2023 Community Art Project

Capturing CU in a Collaborative Collage: a natural portrait from foraged finds

Woohoo! I was the recipient of a 2023 Urbana Arts and Culture grant for a community art project. Are you interested in participating in a GIANT botanical collage sourced only from locals? Read the FAQs below to see how you can participate.

What is your Urbana Arts Grant community-based project?

I’m partnering with Julia Pollack, who is the creator and curator of the Art of Science program at the Carl R. Woese Institute for Genomic Biology at UIUC. With this partnership between Secret Gardens CU and the Art of Science we intend to continue bringing the public and the community of Urbana and Champaign interactive creative opportunities to experience the connective tissues of science, art, and community. To this end, I will be creating one HUGE 3-D botanical collage similar to my usual work, but that only includes community sourced and donated objects. 

Sounds cool!
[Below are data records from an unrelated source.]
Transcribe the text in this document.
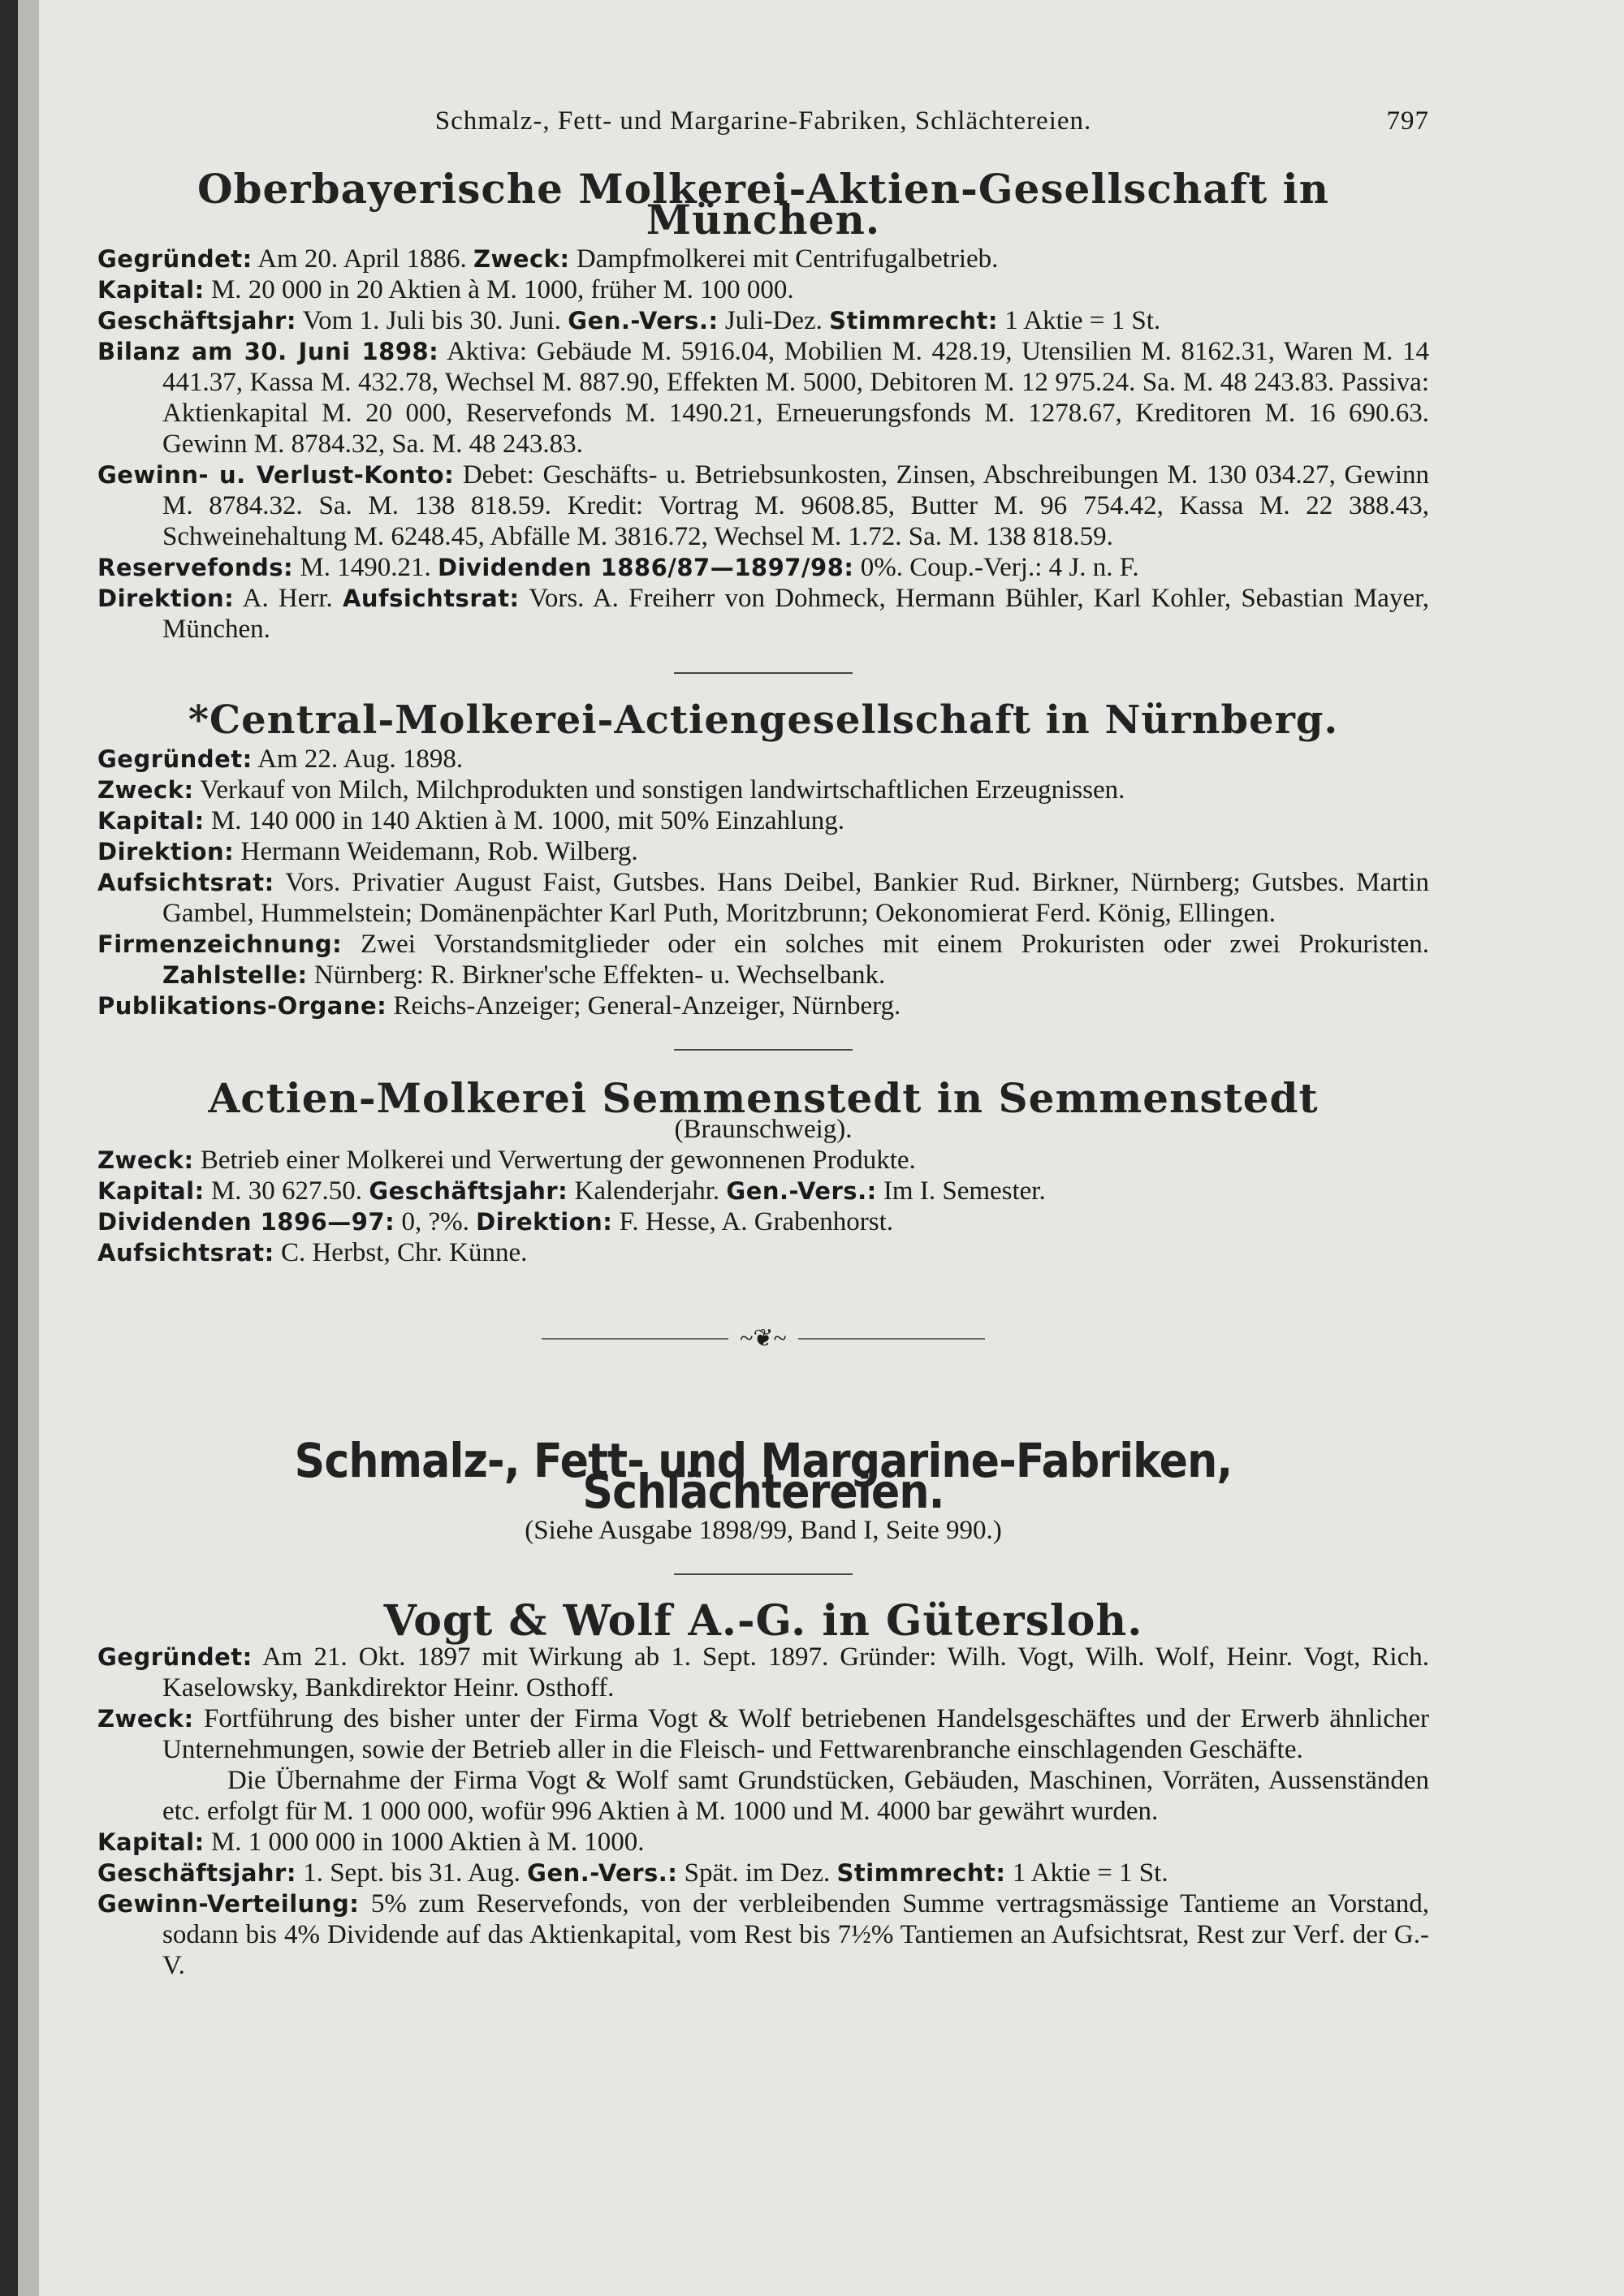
Schmalz-, Fett- und Margarine-Fabriken, Schlächtereien.	797
Oberbayerische Molkerei-Aktien-Gesellschaft in München.
Gegründet: Am 20. April 1886. Zweck: Dampfmolkerei mit Centrifugalbetrieb.
Kapital: M. 20 000 in 20 Aktien à M. 1000, früher M. 100 000.
Geschäftsjahr: Vom 1. Juli bis 30. Juni. Gen.-Vers.: Juli-Dez. Stimmrecht: 1 Aktie = 1 St.
Bilanz am 30. Juni 1898: Aktiva: Gebäude M. 5916.04, Mobilien M. 428.19, Utensilien M. 8162.31, Waren M. 14 441.37, Kassa M. 432.78, Wechsel M. 887.90, Effekten M. 5000, Debitoren M. 12 975.24. Sa. M. 48 243.83. Passiva: Aktienkapital M. 20 000, Reservefonds M. 1490.21, Erneuerungsfonds M. 1278.67, Kreditoren M. 16 690.63. Gewinn M. 8784.32, Sa. M. 48 243.83.
Gewinn- u. Verlust-Konto: Debet: Geschäfts- u. Betriebsunkosten, Zinsen, Abschreibungen M. 130 034.27, Gewinn M. 8784.32. Sa. M. 138 818.59. Kredit: Vortrag M. 9608.85, Butter M. 96 754.42, Kassa M. 22 388.43, Schweinehaltung M. 6248.45, Abfälle M. 3816.72, Wechsel M. 1.72. Sa. M. 138 818.59.
Reservefonds: M. 1490.21. Dividenden 1886/87—1897/98: 0%. Coup.-Verj.: 4 J. n. F.
Direktion: A. Herr. Aufsichtsrat: Vors. A. Freiherr von Dohmeck, Hermann Bühler, Karl Kohler, Sebastian Mayer, München.
*Central-Molkerei-Actiengesellschaft in Nürnberg.
Gegründet: Am 22. Aug. 1898.
Zweck: Verkauf von Milch, Milchprodukten und sonstigen landwirtschaftlichen Erzeugnissen.
Kapital: M. 140 000 in 140 Aktien à M. 1000, mit 50% Einzahlung.
Direktion: Hermann Weidemann, Rob. Wilberg.
Aufsichtsrat: Vors. Privatier August Faist, Gutsbes. Hans Deibel, Bankier Rud. Birkner, Nürnberg; Gutsbes. Martin Gambel, Hummelstein; Domänenpächter Karl Puth, Moritzbrunn; Oekonomierat Ferd. König, Ellingen.
Firmenzeichnung: Zwei Vorstandsmitglieder oder ein solches mit einem Prokuristen oder zwei Prokuristen. Zahlstelle: Nürnberg: R. Birkner'sche Effekten- u. Wechselbank.
Publikations-Organe: Reichs-Anzeiger; General-Anzeiger, Nürnberg.
Actien-Molkerei Semmenstedt in Semmenstedt
(Braunschweig).
Zweck: Betrieb einer Molkerei und Verwertung der gewonnenen Produkte.
Kapital: M. 30 627.50. Geschäftsjahr: Kalenderjahr. Gen.-Vers.: Im I. Semester.
Dividenden 1896—97: 0, ?%. Direktion: F. Hesse, A. Grabenhorst.
Aufsichtsrat: C. Herbst, Chr. Künne.
~❦~
Schmalz-, Fett- und Margarine-Fabriken, Schlächtereien.
(Siehe Ausgabe 1898/99, Band I, Seite 990.)
Vogt & Wolf A.-G. in Gütersloh.
Gegründet: Am 21. Okt. 1897 mit Wirkung ab 1. Sept. 1897. Gründer: Wilh. Vogt, Wilh. Wolf, Heinr. Vogt, Rich. Kaselowsky, Bankdirektor Heinr. Osthoff.
Zweck: Fortführung des bisher unter der Firma Vogt & Wolf betriebenen Handelsgeschäftes und der Erwerb ähnlicher Unternehmungen, sowie der Betrieb aller in die Fleisch- und Fettwarenbranche einschlagenden Geschäfte.
Die Übernahme der Firma Vogt & Wolf samt Grundstücken, Gebäuden, Maschinen, Vorräten, Aussenständen etc. erfolgt für M. 1 000 000, wofür 996 Aktien à M. 1000 und M. 4000 bar gewährt wurden.
Kapital: M. 1 000 000 in 1000 Aktien à M. 1000.
Geschäftsjahr: 1. Sept. bis 31. Aug. Gen.-Vers.: Spät. im Dez. Stimmrecht: 1 Aktie = 1 St.
Gewinn-Verteilung: 5% zum Reservefonds, von der verbleibenden Summe vertragsmässige Tantieme an Vorstand, sodann bis 4% Dividende auf das Aktienkapital, vom Rest bis 7½% Tantiemen an Aufsichtsrat, Rest zur Verf. der G.-V.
How can I contribute something for the art piece?

You can fill out the donor form before (digital form can be found at the link in our bio) or at the booth when you drop of your item. Contributions will mainly be collected at our booth during the Urbana Farmers Market a few times over the summer: June 24, July 15, and August 19 

We will also have a table at the following events (more details soon!): 

  • Southridge Park for Urbana Park District’s Neighborhood Nights on June 14th 6:30-8pm
  • AMBUCS Park for Urbana Park District’s Neighborhood Nights on July 5th 6:30-8pm

You can fill out the donor form before or at the booth when you drop of your item.

What kinds of foraged items can be donated?

           Any natural object that was legally and ethically sourced!  We are asking folks to stick to locally (e.g. in and around Champaign county) foraged items so that the final project represents objects from our community. Common things include leaves, flowers (with stems if possible), mushrooms, bark, moss, rocks, sticks, lichen and more.

How should I collect my items?

For plants, choose a well established one and just cut one to two stems from as close to their base as possible. Typically I don’t need stems longer than 12-16 inches, but too short can be a problem.

  • Always cut your plant just before you plan to donate! This ensures it will be healthy when I get it.
  • You can donate items your dried yourself too, but fresh is preferable because my drying techniques really preserves the flower’s original shape and size.

For mushrooms and lichen, try to collect these all the way to the base without tearing the stem.

For insects, please only donate ones you find dead already.

For all other items, think dry and clean as ideal, but not necessary.

What if I don’t have anything to contribute or don’t have my own garden?

           No problem! We’ve partnered with a few local businesses and organizations are working with us to make sure everyone can be included. There will be specific events where you will have the opportunity pick out a flower or specimen for donation on site, such as the following events. Stop by our table for more details on the dates below!

  • Southridge Park for Urbana Park District’s Neighborhood Nights on June 14th 6:30-8pm
  • AMBUCS Park for Urbana Park District’s Neighborhood Nights on July 5th 6:30-8pm

What kind of info should I share when donating my item?

We will ask donors to share a few things about the item, including the species (if known) and the general (not home addresses) location from where the item was collected. We will also ask donors to share their email address so that we can provide with you the date and venue (once determined) for the art exhibit featuring the completed art piece using your specimens. You can fill out the form here at any time prior to dropping off your specimen, and paper copies will also be available on site during collection events.  

How else can I be a part of this project?

We are also inviting folks who are contributing foraged items for the art piece to share anything about the specimen they are donating. This could be a poem, an interesting fact about the species, a story associated with it, or really anything else that can be shared in written word that you’d like the community to know. These written tidbits will be shared as part of the digital story map! Our local map maker is Wendy Dorman who will be mapping out the general location of all donated specimens along with their species name and any other shared information. The final digital map will be publicly accessible online, and complement the final art piece so that we end up with two ways to envision the natural objects representing our community.

Will I get to see the final art piece?

Yes! The final piece will be showcased at a joint exhibit featuring Julia Pollack’s original work at the Anita Purves Nature Center, with an opening reception on September 23rd from 1-3pm. See you there!